In Japan too, if a phase comes where permanent courts increase as surfaces, business opportunities come around to the base players in equipment distribution, facility operation, and instructor training. Conversely, unless courts increase, these markets are also hard to get into full swing. The structure—that “who first bears the cost to increase courts” is both the bottleneck and the starting point of the whole market—is no different in India or Japan.
Practical information: perspectives facility operators and stakeholders should keep in mind
To bring this move home to your own field, the following viewpoints are practical.
- Think starting from repurposing rather than new builds: reusing indoor spaces with fallen utilization or existing courts makes it easier to secure courts while holding down initial investment.
- Be conscious of specs: if you have tournaments or friendlies in view, building with dimensions and floor specs close to international standards from the start means less rework later.
- Prioritize “near daily lines of flow” for location: placing surfaces where people gather routinely tends to make utilization more stable than building dedicated facilities from scratch.
- Design including peripheral services: thinking of the flow of floor upkeep, equipment, lessons, and reservations as a set makes the revenue outlook easier to project than a court alone.
FAQ
Is the number of courts Pacecourt will develop decided?
As of the official announcement, the specific number of courts to be developed or the investment amount is not stated.
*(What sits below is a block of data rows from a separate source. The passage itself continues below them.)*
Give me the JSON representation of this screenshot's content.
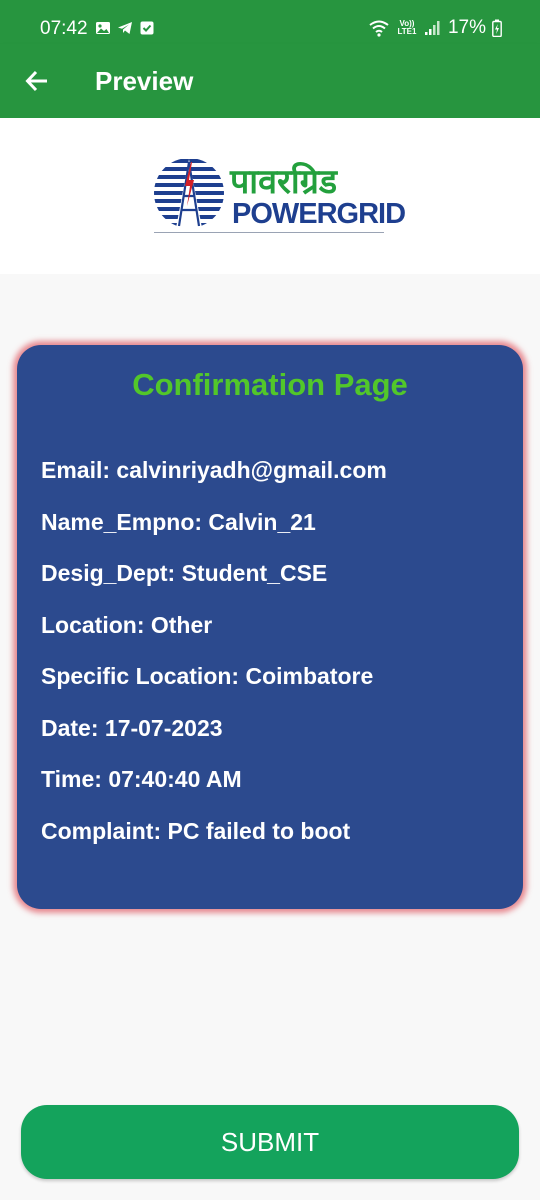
{
  "status_bar": {
    "time": "07:42",
    "network_label": "Vo)) LTE1",
    "battery": "17%"
  },
  "app_bar": {
    "title": "Preview"
  },
  "logo": {
    "hindi": "पावरग्रिड",
    "english": "POWERGRID"
  },
  "card": {
    "title": "Confirmation Page",
    "lines": [
      "Email: calvinriyadh@gmail.com",
      "Name_Empno: Calvin_21",
      "Desig_Dept: Student_CSE",
      "Location: Other",
      "Specific Location: Coimbatore",
      "Date: 17-07-2023",
      "Time: 07:40:40 AM",
      "Complaint: PC failed to boot"
    ]
  },
  "submit_label": "SUBMIT",
  "colors": {
    "app_bar": "#27953f",
    "card": "#2c4a8e",
    "card_title": "#52c72a",
    "card_glow": "#e2646e",
    "submit": "#14a35c"
  }
}
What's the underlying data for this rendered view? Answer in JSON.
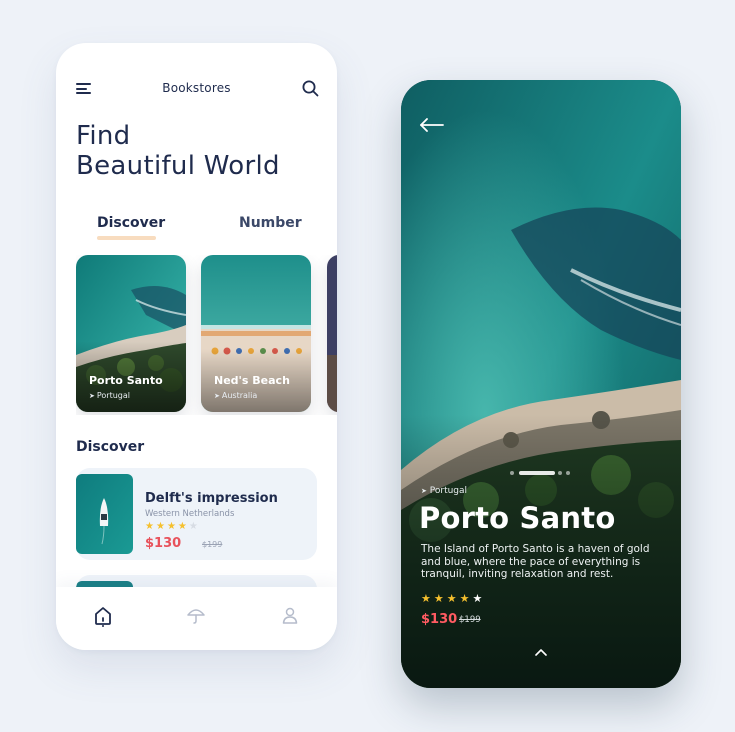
{
  "left_screen": {
    "header": {
      "title": "Bookstores",
      "menu_icon": "menu-icon",
      "search_icon": "search-icon"
    },
    "headline": {
      "line1": "Find",
      "line2": "Beautiful World"
    },
    "tabs": [
      {
        "label": "Discover",
        "active": true
      },
      {
        "label": "Number",
        "active": false
      }
    ],
    "cards": [
      {
        "title": "Porto Santo",
        "location": "Portugal"
      },
      {
        "title": "Ned's Beach",
        "location": "Australia"
      }
    ],
    "section_title": "Discover",
    "list": [
      {
        "title": "Delft's impression",
        "subtitle": "Western Netherlands",
        "rating": 4,
        "max_rating": 5,
        "price": "$130",
        "old_price": "$199"
      }
    ],
    "bottom_nav": [
      {
        "icon": "home-icon",
        "active": true
      },
      {
        "icon": "umbrella-icon",
        "active": false
      },
      {
        "icon": "user-icon",
        "active": false
      }
    ]
  },
  "right_screen": {
    "back_icon": "arrow-left-icon",
    "location": "Portugal",
    "title": "Porto Santo",
    "description": "The Island of Porto Santo is a haven of gold and blue, where the pace of everything is tranquil, inviting relaxation and rest.",
    "rating": 5,
    "price": "$130",
    "old_price": "$199",
    "carousel": {
      "count": 4,
      "active": 1
    },
    "expand_icon": "chevron-up-icon"
  },
  "colors": {
    "navy": "#1f2b4d",
    "price_red": "#e8525c",
    "star_yellow": "#f5c02e",
    "tab_underline": "#f8dcbf",
    "card_bg": "#eef3f9"
  }
}
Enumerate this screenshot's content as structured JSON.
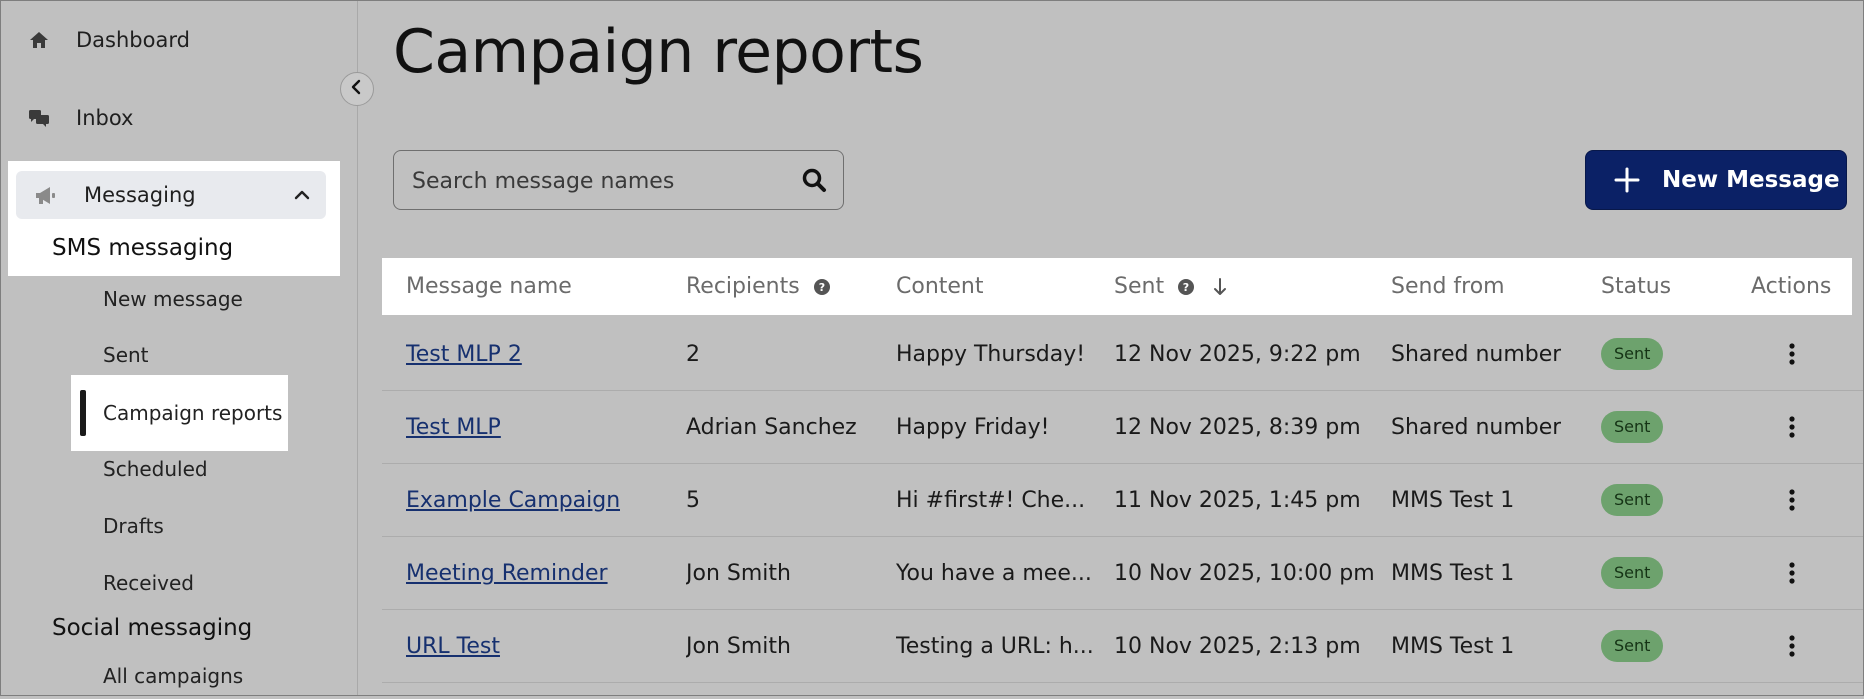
{
  "sidebar": {
    "dashboard": {
      "label": "Dashboard",
      "icon": "home-icon"
    },
    "inbox": {
      "label": "Inbox",
      "icon": "chat-bubbles-icon"
    },
    "messaging": {
      "label": "Messaging",
      "icon": "megaphone-icon"
    },
    "sms_heading": "SMS messaging",
    "sms_items": [
      {
        "label": "New message"
      },
      {
        "label": "Sent"
      },
      {
        "label": "Campaign reports",
        "active": true
      },
      {
        "label": "Scheduled"
      },
      {
        "label": "Drafts"
      },
      {
        "label": "Received"
      }
    ],
    "social_heading": "Social messaging",
    "social_items": [
      {
        "label": "All campaigns"
      }
    ]
  },
  "page": {
    "title": "Campaign reports"
  },
  "search": {
    "placeholder": "Search message names",
    "value": ""
  },
  "new_message_button": {
    "label": "New Message"
  },
  "table": {
    "headers": {
      "name": "Message name",
      "recipients": "Recipients",
      "content": "Content",
      "sent": "Sent",
      "send_from": "Send from",
      "status": "Status",
      "actions": "Actions"
    },
    "rows": [
      {
        "name": "Test MLP 2",
        "recipients": "2",
        "content": "Happy Thursday!",
        "sent": "12 Nov 2025, 9:22 pm",
        "send_from": "Shared number",
        "status": "Sent"
      },
      {
        "name": "Test MLP",
        "recipients": "Adrian Sanchez",
        "content": "Happy Friday!",
        "sent": "12 Nov 2025, 8:39 pm",
        "send_from": "Shared number",
        "status": "Sent"
      },
      {
        "name": "Example Campaign",
        "recipients": "5",
        "content": "Hi #first#! Che...",
        "sent": "11 Nov 2025, 1:45 pm",
        "send_from": "MMS Test 1",
        "status": "Sent"
      },
      {
        "name": "Meeting Reminder",
        "recipients": "Jon Smith",
        "content": "You have a mee...",
        "sent": "10 Nov 2025, 10:00 pm",
        "send_from": "MMS Test 1",
        "status": "Sent"
      },
      {
        "name": "URL Test",
        "recipients": "Jon Smith",
        "content": "Testing a URL: h...",
        "sent": "10 Nov 2025, 2:13 pm",
        "send_from": "MMS Test 1",
        "status": "Sent"
      }
    ]
  },
  "colors": {
    "background": "#c0c0c0",
    "primary_button": "#0b2166",
    "status_badge": "#6da26d",
    "link": "#16306f"
  }
}
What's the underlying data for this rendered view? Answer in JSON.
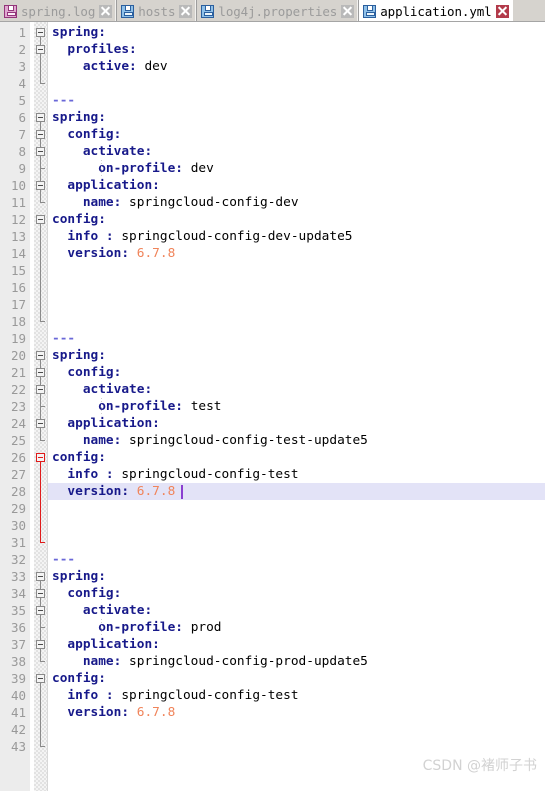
{
  "tabs": [
    {
      "label": "spring.log",
      "icon": "floppy-disk-icon-pink",
      "active": false,
      "close_icon": "close-icon"
    },
    {
      "label": "hosts",
      "icon": "floppy-disk-icon",
      "active": false,
      "close_icon": "close-icon"
    },
    {
      "label": "log4j.properties",
      "icon": "floppy-disk-icon",
      "active": false,
      "close_icon": "close-icon"
    },
    {
      "label": "application.yml",
      "icon": "floppy-disk-icon",
      "active": true,
      "close_icon": "close-icon"
    }
  ],
  "editor": {
    "current_line": 28,
    "caret": {
      "line": 28,
      "column": 16
    },
    "lines": [
      {
        "num": "1",
        "segments": [
          {
            "text": "spring:",
            "type": "key"
          }
        ]
      },
      {
        "num": "2",
        "segments": [
          {
            "text": "  profiles:",
            "type": "key"
          }
        ]
      },
      {
        "num": "3",
        "segments": [
          {
            "text": "    active:",
            "type": "key"
          },
          {
            "text": " dev",
            "type": "value"
          }
        ]
      },
      {
        "num": "4",
        "segments": []
      },
      {
        "num": "5",
        "segments": [
          {
            "text": "---",
            "type": "doc"
          }
        ]
      },
      {
        "num": "6",
        "segments": [
          {
            "text": "spring:",
            "type": "key"
          }
        ]
      },
      {
        "num": "7",
        "segments": [
          {
            "text": "  config:",
            "type": "key"
          }
        ]
      },
      {
        "num": "8",
        "segments": [
          {
            "text": "    activate:",
            "type": "key"
          }
        ]
      },
      {
        "num": "9",
        "segments": [
          {
            "text": "      on-profile:",
            "type": "key"
          },
          {
            "text": " dev",
            "type": "value"
          }
        ]
      },
      {
        "num": "10",
        "segments": [
          {
            "text": "  application:",
            "type": "key"
          }
        ]
      },
      {
        "num": "11",
        "segments": [
          {
            "text": "    name:",
            "type": "key"
          },
          {
            "text": " springcloud-config-dev",
            "type": "value"
          }
        ]
      },
      {
        "num": "12",
        "segments": [
          {
            "text": "config:",
            "type": "key"
          }
        ]
      },
      {
        "num": "13",
        "segments": [
          {
            "text": "  info :",
            "type": "key"
          },
          {
            "text": " springcloud-config-dev-update5",
            "type": "value"
          }
        ]
      },
      {
        "num": "14",
        "segments": [
          {
            "text": "  version:",
            "type": "key"
          },
          {
            "text": " ",
            "type": "value"
          },
          {
            "text": "6.7.8",
            "type": "number"
          }
        ]
      },
      {
        "num": "15",
        "segments": []
      },
      {
        "num": "16",
        "segments": []
      },
      {
        "num": "17",
        "segments": []
      },
      {
        "num": "18",
        "segments": []
      },
      {
        "num": "19",
        "segments": [
          {
            "text": "---",
            "type": "doc"
          }
        ]
      },
      {
        "num": "20",
        "segments": [
          {
            "text": "spring:",
            "type": "key"
          }
        ]
      },
      {
        "num": "21",
        "segments": [
          {
            "text": "  config:",
            "type": "key"
          }
        ]
      },
      {
        "num": "22",
        "segments": [
          {
            "text": "    activate:",
            "type": "key"
          }
        ]
      },
      {
        "num": "23",
        "segments": [
          {
            "text": "      on-profile:",
            "type": "key"
          },
          {
            "text": " test",
            "type": "value"
          }
        ]
      },
      {
        "num": "24",
        "segments": [
          {
            "text": "  application:",
            "type": "key"
          }
        ]
      },
      {
        "num": "25",
        "segments": [
          {
            "text": "    name:",
            "type": "key"
          },
          {
            "text": " springcloud-config-test-update5",
            "type": "value"
          }
        ]
      },
      {
        "num": "26",
        "segments": [
          {
            "text": "config:",
            "type": "key"
          }
        ]
      },
      {
        "num": "27",
        "segments": [
          {
            "text": "  info :",
            "type": "key"
          },
          {
            "text": " springcloud-config-test",
            "type": "value"
          }
        ]
      },
      {
        "num": "28",
        "segments": [
          {
            "text": "  version:",
            "type": "key"
          },
          {
            "text": " ",
            "type": "value"
          },
          {
            "text": "6.7.8",
            "type": "number"
          }
        ]
      },
      {
        "num": "29",
        "segments": []
      },
      {
        "num": "30",
        "segments": []
      },
      {
        "num": "31",
        "segments": []
      },
      {
        "num": "32",
        "segments": [
          {
            "text": "---",
            "type": "doc"
          }
        ]
      },
      {
        "num": "33",
        "segments": [
          {
            "text": "spring:",
            "type": "key"
          }
        ]
      },
      {
        "num": "34",
        "segments": [
          {
            "text": "  config:",
            "type": "key"
          }
        ]
      },
      {
        "num": "35",
        "segments": [
          {
            "text": "    activate:",
            "type": "key"
          }
        ]
      },
      {
        "num": "36",
        "segments": [
          {
            "text": "      on-profile:",
            "type": "key"
          },
          {
            "text": " prod",
            "type": "value"
          }
        ]
      },
      {
        "num": "37",
        "segments": [
          {
            "text": "  application:",
            "type": "key"
          }
        ]
      },
      {
        "num": "38",
        "segments": [
          {
            "text": "    name:",
            "type": "key"
          },
          {
            "text": " springcloud-config-prod-update5",
            "type": "value"
          }
        ]
      },
      {
        "num": "39",
        "segments": [
          {
            "text": "config:",
            "type": "key"
          }
        ]
      },
      {
        "num": "40",
        "segments": [
          {
            "text": "  info :",
            "type": "key"
          },
          {
            "text": " springcloud-config-test",
            "type": "value"
          }
        ]
      },
      {
        "num": "41",
        "segments": [
          {
            "text": "  version:",
            "type": "key"
          },
          {
            "text": " ",
            "type": "value"
          },
          {
            "text": "6.7.8",
            "type": "number"
          }
        ]
      },
      {
        "num": "42",
        "segments": []
      },
      {
        "num": "43",
        "segments": []
      }
    ],
    "folds": [
      {
        "start": 1,
        "end": 4,
        "color": "gray"
      },
      {
        "start": 2,
        "end": 4,
        "color": "gray"
      },
      {
        "start": 6,
        "end": 11,
        "color": "gray"
      },
      {
        "start": 7,
        "end": 11,
        "color": "gray"
      },
      {
        "start": 8,
        "end": 9,
        "color": "gray"
      },
      {
        "start": 10,
        "end": 11,
        "color": "gray"
      },
      {
        "start": 12,
        "end": 18,
        "color": "gray"
      },
      {
        "start": 20,
        "end": 25,
        "color": "gray"
      },
      {
        "start": 21,
        "end": 25,
        "color": "gray"
      },
      {
        "start": 22,
        "end": 23,
        "color": "gray"
      },
      {
        "start": 24,
        "end": 25,
        "color": "gray"
      },
      {
        "start": 26,
        "end": 31,
        "color": "red"
      },
      {
        "start": 33,
        "end": 38,
        "color": "gray"
      },
      {
        "start": 34,
        "end": 38,
        "color": "gray"
      },
      {
        "start": 35,
        "end": 36,
        "color": "gray"
      },
      {
        "start": 37,
        "end": 38,
        "color": "gray"
      },
      {
        "start": 39,
        "end": 43,
        "color": "gray"
      }
    ],
    "indent_guides": [
      {
        "start": 9,
        "end": 9,
        "level": 3
      },
      {
        "start": 23,
        "end": 23,
        "level": 3
      },
      {
        "start": 36,
        "end": 36,
        "level": 3
      }
    ]
  },
  "watermark": "CSDN @褚师子书",
  "colors": {
    "key": "#17198a",
    "value": "#000000",
    "number": "#f0845a",
    "doc_separator": "#6a68d8",
    "current_line_bg": "#e3e3f7",
    "caret": "#8a3fd0",
    "fold_active": "#e01b1b",
    "gutter_bg": "#ececec",
    "tab_bar_bg": "#d6d3ce"
  }
}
What was put forth is a policy of advancing nationwide development targeting schools, clubs, residences, corporate campuses, etc., and it needs to be read separately from an achieved track-record count. Note that the company cites over 4,000 courts (materials also state over 4,500) as a past construction track record, but this is the company's own claim.
How does this news relate to pickleball in Japan?
There's no direct business relationship. However, the challenge of not enough courts relative to the growth of the playing population is common to India and Japan, and the model where an “infrastructure supply side” like a flooring maker launches the market becomes a reference point for Japan's facility operators and equipment/service businesses.
Are the ITF certification and construction-record figures reliable?
These are all self-declarations on Pacecourt's official site, not third-party verified information. The article also attributes them with “according to the company,” and it's reasonable for readers to take them with a discount as well.
Summary
Pacecourt's partnership with AIPA is a move to launch the market from the supply side of physical infrastructure—courts—rather than from players or tournaments. The scale of development is not yet firmed up as a figure, and the company's track-record claims being self-declarations is something to view calmly. On the other hand, the structure of “demand leads, supply follows” is common to India and Japan, and who bears the cost to increase courts becomes the starting point of the whole market. For Japan's facility operators and industry stakeholders, it's news with things to learn in the idea of inserting surfaces near daily lines of flow and designing including peripheral services.